Subsolidus phase relationships have been determined to pressures of 15–27 kb for a garnet clinopyroxenite, a garnet-plagioclase clinopyroxenite, a spinel-garnet websterite, and a two-pyroxene granulite occurring as xenoliths in the Delegate basaltic breccia pipes. Assuming all the garnet pyroxenite suite xenoliths formed together or last equilibrated together, the experimental data constrain the P-T conditions of their formation to 13–17 kb and 1050–1100 °C; for the pyroxene granulites, pressures of formation of 6–10 kb at temperatures around 1100 °C are indicated. In the case of the spinel-garnet websterite, the texturally implied exsolution of garnet and orthopyroxene from clinopyroxene, and reaction of spinel with clinopyroxene to yield garnet, are shown to be explicable in terms of approximately isobaric cooling of a pre-existing aluminous clinopyroxene+spinel aggregate. The garnet of the garnet and garnet—plagioclase clinopyroxenites cannot, however, have been derived wholly by exsolution processes.
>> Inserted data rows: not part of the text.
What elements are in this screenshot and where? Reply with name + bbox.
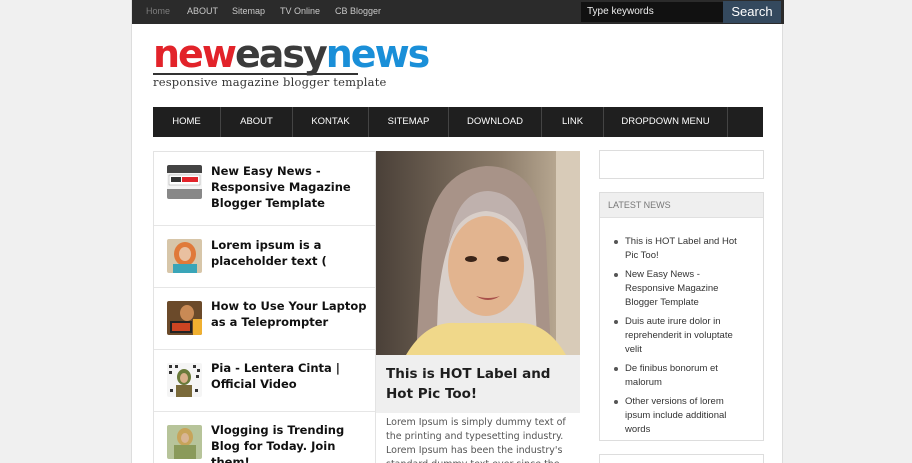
post-title[interactable]: Vlogging is Trending Blog for Today. Joi… xyxy=(211,422,371,463)
latest-news-item[interactable]: New Easy News - Responsive Magazine Blog… xyxy=(614,268,751,310)
latest-news-item[interactable]: This is HOT Label and Hot Pic Too! xyxy=(614,235,751,263)
page-container: Home ABOUT Sitemap TV Online CB Blogger … xyxy=(131,0,784,463)
featured-post[interactable]: This is HOT Label and Hot Pic Too! Lorem… xyxy=(376,151,580,463)
post-title[interactable]: Lorem ipsum is a placeholder text ( xyxy=(211,237,371,269)
post-title[interactable]: How to Use Your Laptop as a Teleprompter xyxy=(211,298,371,330)
top-bar: Home ABOUT Sitemap TV Online CB Blogger … xyxy=(132,0,784,24)
logo-part-new: new xyxy=(153,32,237,76)
list-item[interactable]: New Easy News - Responsive Magazine Blog… xyxy=(154,152,375,226)
nav-home[interactable]: HOME xyxy=(153,107,221,137)
logo-part-news: news xyxy=(325,32,431,76)
search-input[interactable]: Type keywords xyxy=(581,2,723,22)
site-logo[interactable]: neweasynews responsive magazine blogger … xyxy=(153,32,431,89)
topnav-about[interactable]: ABOUT xyxy=(187,0,218,24)
list-item[interactable]: Pia - Lentera Cinta | Official Video xyxy=(154,350,375,412)
list-item[interactable]: Vlogging is Trending Blog for Today. Joi… xyxy=(154,412,375,463)
topnav-cb-blogger[interactable]: CB Blogger xyxy=(335,0,381,24)
vlogger-thumbnail xyxy=(167,425,202,459)
nav-sitemap[interactable]: SITEMAP xyxy=(369,107,449,137)
nav-download[interactable]: DOWNLOAD xyxy=(449,107,542,137)
topnav-tv-online[interactable]: TV Online xyxy=(280,0,320,24)
logo-wordmark: neweasynews xyxy=(153,32,431,76)
post-title[interactable]: Pia - Lentera Cinta | Official Video xyxy=(211,360,371,392)
featured-excerpt: Lorem Ipsum is simply dummy text of the … xyxy=(376,413,580,463)
latest-news-list: This is HOT Label and Hot Pic Too! New E… xyxy=(600,218,763,437)
sidebar-widget-partial xyxy=(599,454,764,463)
woman-hijab-thumbnail xyxy=(167,239,202,273)
featured-image[interactable] xyxy=(376,151,580,355)
search-button[interactable]: Search xyxy=(723,1,781,23)
latest-news-item[interactable]: Duis aute irure dolor in reprehenderit i… xyxy=(614,315,751,357)
list-item[interactable]: Lorem ipsum is a placeholder text ( xyxy=(154,226,375,288)
list-item[interactable]: How to Use Your Laptop as a Teleprompter xyxy=(154,288,375,350)
nav-kontak[interactable]: KONTAK xyxy=(293,107,369,137)
easy-news-thumbnail xyxy=(167,165,202,199)
sidebar-search-box[interactable] xyxy=(599,150,764,179)
logo-tagline: responsive magazine blogger template xyxy=(153,73,387,89)
topnav-home[interactable]: Home xyxy=(146,0,170,24)
featured-title[interactable]: This is HOT Label and Hot Pic Too! xyxy=(386,364,572,404)
post-list: New Easy News - Responsive Magazine Blog… xyxy=(153,151,376,463)
nav-about[interactable]: ABOUT xyxy=(221,107,293,137)
latest-news-item[interactable]: De finibus bonorum et malorum xyxy=(614,362,751,390)
latest-news-item[interactable]: Other versions of lorem ipsum include ad… xyxy=(614,395,751,437)
post-title[interactable]: New Easy News - Responsive Magazine Blog… xyxy=(211,163,371,211)
main-nav: HOME ABOUT KONTAK SITEMAP DOWNLOAD LINK … xyxy=(153,107,763,137)
nav-dropdown-menu[interactable]: DROPDOWN MENU xyxy=(604,107,728,137)
topnav-sitemap[interactable]: Sitemap xyxy=(232,0,265,24)
music-video-thumbnail xyxy=(167,363,202,397)
nav-link[interactable]: LINK xyxy=(542,107,604,137)
logo-part-easy: easy xyxy=(234,32,328,76)
widget-title: LATEST NEWS xyxy=(600,193,763,218)
laptop-man-thumbnail xyxy=(167,301,202,335)
latest-news-widget: LATEST NEWS This is HOT Label and Hot Pi… xyxy=(599,192,764,441)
New chemical data are presented for the xenoliths studied experimentally and for several similar examples from Delegate and other eastern Australian localities. Consideration of available major and trace element and isotopic data for garnet pyroxenite suite xenoliths from Delegate and elsewhere in the world strongly suggests genetic relationships with their host basaltic rocks. The Delegate examples are interpreted as a series of accumulates from local pockets of alkaline basaltic magma within the Earth's upper mantle, and which have subsequently undergone exsolution and/or recrystallization in response to subsolidus cooling. A similar origin is suggested for the analogous garnet pyroxenites found as layers within western Mediterranean peridotite massifs. The Delegate two-pyroxene granulite xenoliths are considered to be accidental fragments of metamorphic rocks from the deep crust beneath eastern Australia.